La leçon de calligraphie suivit; mes larmes, en tombant sur le papier, firent de si grosses taches, qu'on eût dit que j'avais écrit avec de l'eau sur du papier de soie.
Karl Ivanovitch se fâcha, me fit mettre à genoux et me reprocha mon entêtement; il déclara que je faisais semblant d'être affligé, et me menaça de sa règle si je ne demandais pas pardon. Mais je ne pouvais rien dire, tant les larmes m'étouffaient.
Enfin, sentant qu'il s'était emporté à tort, il sortit de la salle d'étude, entra dans la chambre de notre menin en tapant la porte derrière lui, et la laissa entre-bâillée.
Je sortis doucement de mon coin et me mis aux aguets. Je surpris ainsi la conversation suivante:
«Sais-tu, Nicolas, que les enfants vont à Moscou?
—Ah! oui, je le sais.
—Faites du bien aux autres, attachez-vous à eux, mais n'attendez pas de la reconnaissance,» reprit Karl Ivanovitch d'une voix vibrante.
Notre menin, Nicolas, assis à la fenêtre où il réparait de la chaussure, hocha la tête en signe d'assentiment.
«Je suis resté douze ans dans cette maison, continua Karl Ivanovitch, en levant les yeux et sa tabatière vers le ciel, et je peux dire que je les ai aimés, et que j'ai pris plus de peine pour eux que s'ils eussent été mes propres enfants.
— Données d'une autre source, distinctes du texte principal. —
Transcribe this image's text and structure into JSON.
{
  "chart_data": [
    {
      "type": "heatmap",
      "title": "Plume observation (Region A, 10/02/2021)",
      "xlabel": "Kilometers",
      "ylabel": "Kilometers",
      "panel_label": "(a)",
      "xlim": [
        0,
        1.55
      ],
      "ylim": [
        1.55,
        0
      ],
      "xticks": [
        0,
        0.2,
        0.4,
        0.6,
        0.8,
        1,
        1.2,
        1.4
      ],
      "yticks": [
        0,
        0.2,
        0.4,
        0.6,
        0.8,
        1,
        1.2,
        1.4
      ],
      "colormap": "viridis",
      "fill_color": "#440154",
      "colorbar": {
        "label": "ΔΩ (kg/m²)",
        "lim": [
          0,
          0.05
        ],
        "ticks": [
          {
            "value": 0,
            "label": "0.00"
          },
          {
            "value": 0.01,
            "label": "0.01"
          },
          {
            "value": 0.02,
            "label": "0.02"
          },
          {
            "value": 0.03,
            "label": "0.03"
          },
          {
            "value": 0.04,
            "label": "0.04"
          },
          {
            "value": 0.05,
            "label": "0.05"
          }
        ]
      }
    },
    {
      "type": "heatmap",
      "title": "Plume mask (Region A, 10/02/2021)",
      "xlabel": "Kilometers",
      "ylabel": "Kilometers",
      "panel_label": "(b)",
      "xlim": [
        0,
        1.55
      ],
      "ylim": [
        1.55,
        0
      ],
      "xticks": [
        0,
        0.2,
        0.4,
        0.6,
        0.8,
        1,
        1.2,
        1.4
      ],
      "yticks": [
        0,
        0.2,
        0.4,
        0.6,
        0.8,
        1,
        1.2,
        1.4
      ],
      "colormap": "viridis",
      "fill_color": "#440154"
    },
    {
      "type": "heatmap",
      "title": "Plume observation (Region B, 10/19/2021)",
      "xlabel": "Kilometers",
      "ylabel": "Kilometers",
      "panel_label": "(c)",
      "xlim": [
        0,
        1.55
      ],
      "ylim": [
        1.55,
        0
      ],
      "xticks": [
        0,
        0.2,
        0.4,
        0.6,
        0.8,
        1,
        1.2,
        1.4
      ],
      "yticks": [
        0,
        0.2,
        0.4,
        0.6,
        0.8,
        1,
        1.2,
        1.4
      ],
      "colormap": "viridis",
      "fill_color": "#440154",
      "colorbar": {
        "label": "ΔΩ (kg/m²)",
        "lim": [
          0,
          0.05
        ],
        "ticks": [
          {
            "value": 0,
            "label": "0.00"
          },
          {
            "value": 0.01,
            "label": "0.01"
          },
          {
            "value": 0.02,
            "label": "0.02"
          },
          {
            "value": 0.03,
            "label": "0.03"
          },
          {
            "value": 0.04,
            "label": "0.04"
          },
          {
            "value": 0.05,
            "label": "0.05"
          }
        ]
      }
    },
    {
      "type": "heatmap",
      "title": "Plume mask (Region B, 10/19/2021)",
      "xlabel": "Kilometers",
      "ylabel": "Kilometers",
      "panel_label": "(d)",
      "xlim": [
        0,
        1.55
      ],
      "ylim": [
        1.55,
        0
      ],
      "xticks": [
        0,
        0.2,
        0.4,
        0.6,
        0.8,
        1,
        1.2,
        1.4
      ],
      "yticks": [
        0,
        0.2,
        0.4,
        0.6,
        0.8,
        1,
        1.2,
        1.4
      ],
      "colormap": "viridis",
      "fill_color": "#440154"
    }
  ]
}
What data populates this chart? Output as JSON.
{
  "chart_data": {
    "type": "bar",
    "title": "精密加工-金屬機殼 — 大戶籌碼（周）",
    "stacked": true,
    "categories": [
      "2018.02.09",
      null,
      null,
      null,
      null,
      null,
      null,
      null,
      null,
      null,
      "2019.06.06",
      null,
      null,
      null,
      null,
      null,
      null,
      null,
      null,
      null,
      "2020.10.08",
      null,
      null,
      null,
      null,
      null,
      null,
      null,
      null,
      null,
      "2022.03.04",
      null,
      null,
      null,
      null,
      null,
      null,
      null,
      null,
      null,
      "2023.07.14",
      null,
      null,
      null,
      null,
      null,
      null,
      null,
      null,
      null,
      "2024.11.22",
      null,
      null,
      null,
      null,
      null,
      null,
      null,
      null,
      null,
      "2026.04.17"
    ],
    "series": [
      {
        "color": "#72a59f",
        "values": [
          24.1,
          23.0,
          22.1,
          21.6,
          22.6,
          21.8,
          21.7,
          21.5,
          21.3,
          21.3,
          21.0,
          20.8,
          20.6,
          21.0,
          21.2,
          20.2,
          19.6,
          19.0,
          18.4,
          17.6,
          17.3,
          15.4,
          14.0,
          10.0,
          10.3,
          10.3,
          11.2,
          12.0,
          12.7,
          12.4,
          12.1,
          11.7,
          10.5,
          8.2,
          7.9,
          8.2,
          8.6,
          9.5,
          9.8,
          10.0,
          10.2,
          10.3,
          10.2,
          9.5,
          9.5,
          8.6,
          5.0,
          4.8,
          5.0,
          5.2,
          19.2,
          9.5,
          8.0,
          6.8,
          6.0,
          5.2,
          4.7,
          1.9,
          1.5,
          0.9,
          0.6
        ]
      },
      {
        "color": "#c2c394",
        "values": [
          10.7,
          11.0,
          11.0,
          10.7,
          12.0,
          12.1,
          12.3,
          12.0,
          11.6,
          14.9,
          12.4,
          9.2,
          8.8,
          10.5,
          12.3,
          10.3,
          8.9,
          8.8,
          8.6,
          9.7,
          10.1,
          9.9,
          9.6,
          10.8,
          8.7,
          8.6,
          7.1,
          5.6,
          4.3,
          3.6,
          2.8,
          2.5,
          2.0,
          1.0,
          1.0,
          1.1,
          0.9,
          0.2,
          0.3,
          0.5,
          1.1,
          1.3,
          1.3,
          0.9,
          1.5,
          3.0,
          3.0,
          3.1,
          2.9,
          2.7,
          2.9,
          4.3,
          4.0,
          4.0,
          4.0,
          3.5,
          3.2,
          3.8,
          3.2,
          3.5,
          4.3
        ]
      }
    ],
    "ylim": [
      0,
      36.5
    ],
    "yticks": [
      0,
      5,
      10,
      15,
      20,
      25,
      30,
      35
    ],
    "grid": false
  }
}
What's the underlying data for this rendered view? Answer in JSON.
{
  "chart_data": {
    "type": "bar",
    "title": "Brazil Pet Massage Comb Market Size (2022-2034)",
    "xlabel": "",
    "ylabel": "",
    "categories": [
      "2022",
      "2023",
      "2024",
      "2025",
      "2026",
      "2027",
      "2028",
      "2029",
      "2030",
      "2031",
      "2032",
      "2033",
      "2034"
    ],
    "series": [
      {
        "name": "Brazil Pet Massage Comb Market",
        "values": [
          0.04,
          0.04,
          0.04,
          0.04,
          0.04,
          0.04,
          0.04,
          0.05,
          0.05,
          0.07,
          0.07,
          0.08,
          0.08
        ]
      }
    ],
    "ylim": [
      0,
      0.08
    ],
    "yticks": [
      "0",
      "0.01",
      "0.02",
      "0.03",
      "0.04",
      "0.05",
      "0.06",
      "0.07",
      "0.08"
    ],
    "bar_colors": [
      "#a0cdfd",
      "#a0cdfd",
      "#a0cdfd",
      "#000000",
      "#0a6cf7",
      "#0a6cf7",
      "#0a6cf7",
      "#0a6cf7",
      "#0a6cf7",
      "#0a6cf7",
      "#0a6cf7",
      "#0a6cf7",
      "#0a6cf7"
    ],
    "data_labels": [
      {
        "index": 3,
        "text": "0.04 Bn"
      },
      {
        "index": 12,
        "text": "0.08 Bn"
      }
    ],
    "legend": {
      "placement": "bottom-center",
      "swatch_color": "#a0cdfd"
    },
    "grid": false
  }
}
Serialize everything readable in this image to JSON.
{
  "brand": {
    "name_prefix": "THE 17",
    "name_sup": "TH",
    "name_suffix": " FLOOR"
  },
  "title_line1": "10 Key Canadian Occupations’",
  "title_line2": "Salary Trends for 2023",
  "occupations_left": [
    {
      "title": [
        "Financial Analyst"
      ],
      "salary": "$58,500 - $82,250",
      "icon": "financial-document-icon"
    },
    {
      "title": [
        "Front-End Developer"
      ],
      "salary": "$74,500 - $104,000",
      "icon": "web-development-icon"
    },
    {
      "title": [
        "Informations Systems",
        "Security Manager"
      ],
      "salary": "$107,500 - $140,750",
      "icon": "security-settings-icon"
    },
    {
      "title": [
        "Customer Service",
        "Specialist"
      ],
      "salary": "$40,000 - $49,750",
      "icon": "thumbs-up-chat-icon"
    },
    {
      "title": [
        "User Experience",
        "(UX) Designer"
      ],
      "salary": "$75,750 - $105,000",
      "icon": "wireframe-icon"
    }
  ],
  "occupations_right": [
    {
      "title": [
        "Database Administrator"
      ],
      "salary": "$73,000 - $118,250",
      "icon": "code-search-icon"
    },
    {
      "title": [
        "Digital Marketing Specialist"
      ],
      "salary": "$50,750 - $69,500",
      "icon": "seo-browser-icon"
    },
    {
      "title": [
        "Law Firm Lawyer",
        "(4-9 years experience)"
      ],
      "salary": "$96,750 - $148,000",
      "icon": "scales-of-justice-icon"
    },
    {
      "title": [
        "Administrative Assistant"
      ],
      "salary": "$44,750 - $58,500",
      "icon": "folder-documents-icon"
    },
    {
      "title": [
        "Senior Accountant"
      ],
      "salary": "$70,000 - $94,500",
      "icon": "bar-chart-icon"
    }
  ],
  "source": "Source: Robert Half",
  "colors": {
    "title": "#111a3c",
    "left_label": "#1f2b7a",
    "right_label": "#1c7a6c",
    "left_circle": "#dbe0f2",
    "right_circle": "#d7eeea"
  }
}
Tu te rappelles, Nicolas, quand Volodia a eu le typhus? j'ai passé neuf jours à son chevet, sans fermer les yeux. Ah! oui, alors j'étais «le bon», «le cher» Karl Ivanovitch; alors on avait besoin de moi, et j'étais utile à quelque chose! Et maintenant, ajouta-t-il avec un sourire amer, maintenant: «Les enfants sont devenus grands; ils doivent commencer des études sérieuses.» Comme s'ils n'apprenaient rien avec moi, Nicolas!
—Que peuvent-ils apprendre de plus? je me le demande, dit Nicolas, en posant son alène et en tirant des deux mains les ligneuls.